McNamee, a co-founder of the private equity firm Elevation Partners, whose best known principal is the musician Bono, knows a thing or two about the shadowy markets where private start-ups like Facebook trade hands. His fund paid $120 million over the summer for a stake in Facebook that valued the company at just $14 billion. On paper, McNamee has more than tripled his money in just over six months.
But McNamee is starting to worry about a spate of copycat offerings that may come along in the coming months from dozens of Internet companies spurred by overzealous investors.
“If history is any guide, both sides will eventually overplay their hand on this, eventually leading to problems,” he said, resigned that the boom in private fund-raising may end badly. Venture capital investments used to be made only by venture capitalists – professionals with an appetite for risk.
But today, with billiondollar rounds of fundraising for the likes of Facebook and Groupon, money is flowing into these businesses from big institutional investors to wealthy individual clients of Goldman Sachs to plain old retail investors.
Then there are more indirect ways to buy into the hot private stocks. Some financial firms are creating vehicles, giving wealthy individuals a chance to get in on the action in secondary markets, where Facebook, Groupon, Zynga and other tech startups are trading at a frenetic pace.
Last week, a group of technology executives started a closed-end mutual fund that will try to buy shares directly from companies or on private exchanges. Think of the soon-to-be publicly traded NeXT BDC fund as away for mom and pop to acquire shares of Facebook without being a wealthy client of Goldman Sachs. According to McNamee, investors are handing over money by the boatload because of a deep-seated insecurity of missing the next big thing. Call it the Google Effect.
“Almost every institutional investor screwed up Google’s IPO by not buying aggressively. No one wants to repeat that mistake with Facebook,” said McNamee, referring to the fact that Google’s original price at its public offering was a measly $85 a share; the company’s shares closed on Monday at $614.21.

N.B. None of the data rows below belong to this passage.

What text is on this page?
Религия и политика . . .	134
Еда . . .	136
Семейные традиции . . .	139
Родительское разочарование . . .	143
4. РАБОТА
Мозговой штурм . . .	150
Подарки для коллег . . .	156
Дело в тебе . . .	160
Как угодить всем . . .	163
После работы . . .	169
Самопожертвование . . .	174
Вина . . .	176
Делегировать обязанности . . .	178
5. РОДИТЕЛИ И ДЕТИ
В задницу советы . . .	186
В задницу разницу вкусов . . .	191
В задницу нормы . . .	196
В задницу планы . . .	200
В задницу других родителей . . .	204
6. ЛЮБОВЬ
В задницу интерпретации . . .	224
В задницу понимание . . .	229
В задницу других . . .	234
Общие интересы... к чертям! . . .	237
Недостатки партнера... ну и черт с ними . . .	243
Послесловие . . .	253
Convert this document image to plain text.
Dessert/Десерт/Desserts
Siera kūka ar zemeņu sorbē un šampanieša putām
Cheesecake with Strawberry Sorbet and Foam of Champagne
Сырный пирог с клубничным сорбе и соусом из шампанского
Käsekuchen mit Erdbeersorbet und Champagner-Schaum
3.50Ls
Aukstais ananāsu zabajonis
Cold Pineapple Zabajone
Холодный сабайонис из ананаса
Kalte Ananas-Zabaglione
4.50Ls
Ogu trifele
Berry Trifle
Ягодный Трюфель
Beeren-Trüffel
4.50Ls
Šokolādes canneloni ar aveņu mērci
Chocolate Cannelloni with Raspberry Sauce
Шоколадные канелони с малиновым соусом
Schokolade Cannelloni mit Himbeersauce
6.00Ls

Memories might be long about the Google IPO, but that does not mean that investors should take the plunge. Those heaving money at companies like Facebook are doing so with only a modicum of information about the companies’ performance.
In the case of Facebook, investors were told only about the company’s revenue and profit for the last two years – hardly the kind of granular detail that most investors, even rich ones, typically require.
“Let’s call a spade a spade,” said Barry Schuler, managing director of the venture capital firm Draper Fisher Jurvetson. “This is a faux IPO, no matter how you slice it,” he said of last week’s private Facebook offering.
Investors “are just going on Goldman’s word and Facebook buzz, and they’re bypassing all the regulation that a public company has to comply with.” He added, “A lot of people are stepping back and saying, Isn’t this the kind of behaviour that created the last two meltdowns?”
Not all Wall Street denizens are worried. “It’s high stakes. But I don’t think it should be outlawed,” said Alan J Patricof, a long-time venture capitalist who was an early investor in Apple. “There’s a large amount of individual investors that would like to participate in this. It may be a new really late stage form of venture capital”. For companies, raising money in the private market over pursuing an IPO makes eminent sense.
“An IPO is like a bomb,” McNamee said, ticking off a list of downsides of going public: extra scrutiny, compliance costs and schadenfreude from rivals.
“It creates a big crater, whereas these private offerings are like a laser beam. They allow issuers to raise large amounts of capital with a minimal regulatory or governance burden.”
And for investors, “the benefit of these deals is the ability to buy a substantial block of stock, something that is not possible in the IPO market,” McNamee said.